Monday, November 14, 2011

Reaction: Balancing Systematic and Flexible Exploration of Social Networks

This paper mainly addresses the complexity of a network and tries to visualize the data present in a network. Network analysis is very complex and involves various parameters to be considered and hence the network visualization becomes messy. Network analysis involves understanding the data represented by the nodes and the relationships between the nodes amongst themselves. The visualization of networks becomes difficult because, as the network grows large the labels of nodes become illegible and the links overlap.

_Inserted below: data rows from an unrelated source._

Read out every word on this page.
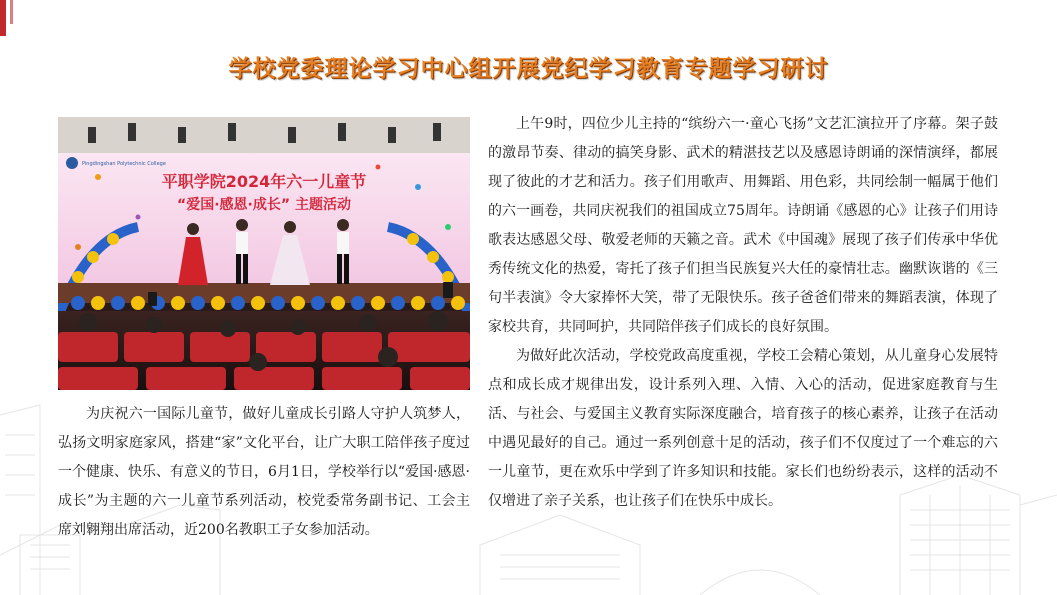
学校党委理论学习中心组开展党纪学习教育专题学习研讨
Pingdingshan Polytechnic College
平职学院2024年六一儿童节
“爱国·感恩·成长” 主题活动

为庆祝六一国际儿童节，做好儿童成长引路人守护人筑梦人，弘扬文明家庭家风，搭建“家”文化平台，让广大职工陪伴孩子度过一个健康、快乐、有意义的节日，6月1日，学校举行以“爱国·感恩·成长”为主题的六一儿童节系列活动，校党委常务副书记、工会主席刘翱翔出席活动，近200名教职工子女参加活动。

上午9时，四位少儿主持的“缤纷六一·童心飞扬”文艺汇演拉开了序幕。架子鼓的激昂节奏、律动的搞笑身影、武术的精湛技艺以及感恩诗朗诵的深情演绎，都展现了彼此的才艺和活力。孩子们用歌声、用舞蹈、用色彩，共同绘制一幅属于他们的六一画卷，共同庆祝我们的祖国成立75周年。诗朗诵《感恩的心》让孩子们用诗歌表达感恩父母、敬爱老师的天籁之音。武术《中国魂》展现了孩子们传承中华优秀传统文化的热爱，寄托了孩子们担当民族复兴大任的豪情壮志。幽默诙谐的《三句半表演》令大家捧怀大笑，带了无限快乐。孩子爸爸们带来的舞蹈表演，体现了家校共育，共同呵护，共同陪伴孩子们成长的良好氛围。

为做好此次活动，学校党政高度重视，学校工会精心策划，从儿童身心发展特点和成长成才规律出发，设计系列入理、入情、入心的活动，促进家庭教育与生活、与社会、与爱国主义教育实际深度融合，培育孩子的核心素养，让孩子在活动中遇见最好的自己。通过一系列创意十足的活动，孩子们不仅度过了一个难忘的六一儿童节，更在欢乐中学到了许多知识和技能。家长们也纷纷表示，这样的活动不仅增进了亲子关系，也让孩子们在快乐中成长。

Hence to solve this issue, the authors propose a tool for social network analysis which is called a SocialAction. This approach applies attribute ranking and coordinated views to identify the extreme-values nodes. This approach balances systematic and flexible exploration for the networks. The authors thus present a novel tool for network analysis and visualisation of the data in a network.

Some of the features provided by the tool include attribute rankings and coordinated views. The visualization of data is proposed in an ordered list view with appropriate color coding and dynamic querying for the users. Here the visualization is depicted by viewing the list and the network side by side. However as the network grows large, the list becomes quite long and network layouts become illegible. Hence to avoid this, the SocialAction tool provides a methodology to aggregate the nodes based on link structure. Thus the network can be compressed and examined well. Also analysts could examine a part of the section from the aggregated structure. To view the data efficiently, SocialAction also allows filtering of data in the network and the list using the rankings. This filtering increases the managing of the network in terms of legibility. Analysis across two rankings can also be carried out in a node structure using a Scatterplot. The scatterplot allows managing network across the two dimensions by plotting the points across the two axes selected. However at times, scatterplot becomes crowded and inefficient for interpretation. Hence SocialAction also supports aggregation of ranking for the subgroups. This allows isolation of a group of nodes based on their structural properties. SocialAction also provides a matrix summary for multiples link types or multiplex networks.

Thus the method proposed by the authors in this paper and their work seems to provide an efficient solution for network visualization. The SocialAction tool provides stability to the network and better visibility to the user for analysis.